Tous ceux qui ont aimé leurs trois précédentes séries se font une vraie fête de retrouver le dispositif d’enquête unique dont Gérard Mordillat et Jérôme Prieur ont fait leur marque de fabrique. Ceux qui ne connaissent pas encore – les bienheureux, car ils ont tout à découvrir – ne doivent pas manquer cette occasion de pénétrer dans l’univers fascinant de ces chercheurs qui, à mesure qu’ils progressent, semblent mettre un point d’honneur à ne trouver que de nouvelles questions.

Mais que cherchent-ils au juste? Dans Corpus Christi, une série en douze épisodes diffusée en 1997, Gérard Mordillat et Jérôme Prieur, tous deux écrivains, cinéastes et parfaitement mécréants, étaient partis sur les traces de la figure historique de Jésus.

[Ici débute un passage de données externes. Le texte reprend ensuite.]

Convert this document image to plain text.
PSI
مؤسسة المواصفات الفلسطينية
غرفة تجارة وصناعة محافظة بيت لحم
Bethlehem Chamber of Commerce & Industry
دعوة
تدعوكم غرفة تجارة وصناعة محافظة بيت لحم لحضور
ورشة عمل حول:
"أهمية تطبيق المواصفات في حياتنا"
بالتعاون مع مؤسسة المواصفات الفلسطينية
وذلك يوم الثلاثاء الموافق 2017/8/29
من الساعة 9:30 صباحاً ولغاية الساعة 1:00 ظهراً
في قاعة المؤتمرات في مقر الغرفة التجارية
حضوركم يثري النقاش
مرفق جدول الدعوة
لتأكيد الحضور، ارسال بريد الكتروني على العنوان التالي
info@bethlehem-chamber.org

En se fondant sur l’Evangile de Jean, ils ont parcouru le monde pour interroger les plus éminents chercheurs, laïcs ou théologiens juifs et chrétiens, sur ce que l’on savait vraiment, par exemple, de la pratique de la crucifixion à cette époque. Ou sur ce qu’il fallait comprendre de l’appellation «roi des juifs».

Questions sur fond noir

Puis il y a eu L’Origine du christianisme, dix épisodes diffusés en 2003, qui s’attachait à décrire, toujours sur la base de textes livrés aux interprétations de grands spécialistes, l’émergence de ce qui n’était, à l’époque, que l’une des nombreuses branches dissidente du judaïsme. Enfin, L’Apocalypse, douze épisodes en 2008, interrogeait le succès paradoxal de cette poignée de juifs qui n’attendaient que la fin des temps, et ont fini par fonder ce qui deviendra la religion officielle de l’Empire romain.

Dans Jésus et l’islam, diffusée sur Arte à partir de lundi, les deux enquêteurs quittent pour la première fois le champ biblique et pénètrent dans le Coran et les hadiths. Pour y découvrir que la figure de Jésus y est étonnamment proéminente. Un livre tiré de cette recherche est déjà paru au Seuil (lire aussi LT du 21.11.2015). En abordant, comme à leur habitude, les textes sacrés par la racine, ils découvrent, et nous avec eux, que le fils de Marie y incarne l’esprit d’Allah, et qu’à la fin des temps, c’est lui qui tuera l’antéchrist pour le triomphe de l’islam.

A l’écran, le dispositif est toujours le même: sur un fond noir, historiens, théologiens et exégètes en tout genre, grandes pointures intellectuelles, se succèdent pour répondre à une question. Celle-ci est toujours d’une précision extrême, porte sur une phrase, voire un morceau de phrase, parfois juste un mot, dont la traduction ou l’interprétation diffèrent selon la date du texte, selon la source ou la langue d’origine du manuscrit. Parfois, on en voit un qui touche un livre, chausse ses lunettes de lectures tandis qu’il plonge dans le texte pour en extraire, ici, la matière d’une réponse et, juste après, celle d’une nouvelle interrogation. 

Le plaisir de douter

Le spectateur assiste alors au déploiement d’un formidable dialogue virtuel – car ces femmes et ces hommes ne se rencontrent jamais –, dialogues de concert ou contradictoires, qui ne cèdent rien à la vulgarisation et s’enchaînent au service d’une quête intellectuelle exigeante. Ce qu’il y a de vraiment extraordinaire, dans le travail de Mordillat et Prieur, c’est que plus on en apprend et moins on a de certitudes. Le spectacle est fascinant de ces grands spécialistes qui prennent le temps et le plaisir manifeste de douter face caméra. De dire, aussi, à l’occasion, qu’ils n’ont juste pas de quoi formuler une réponse. Elaborée de cette manière, dans l’enchevêtrement des doutes, la matière que révèlent ces documentaires est d’autant plus riche qu’elle échappe toujours à l’affirmatif et n’est jamais péremptoire.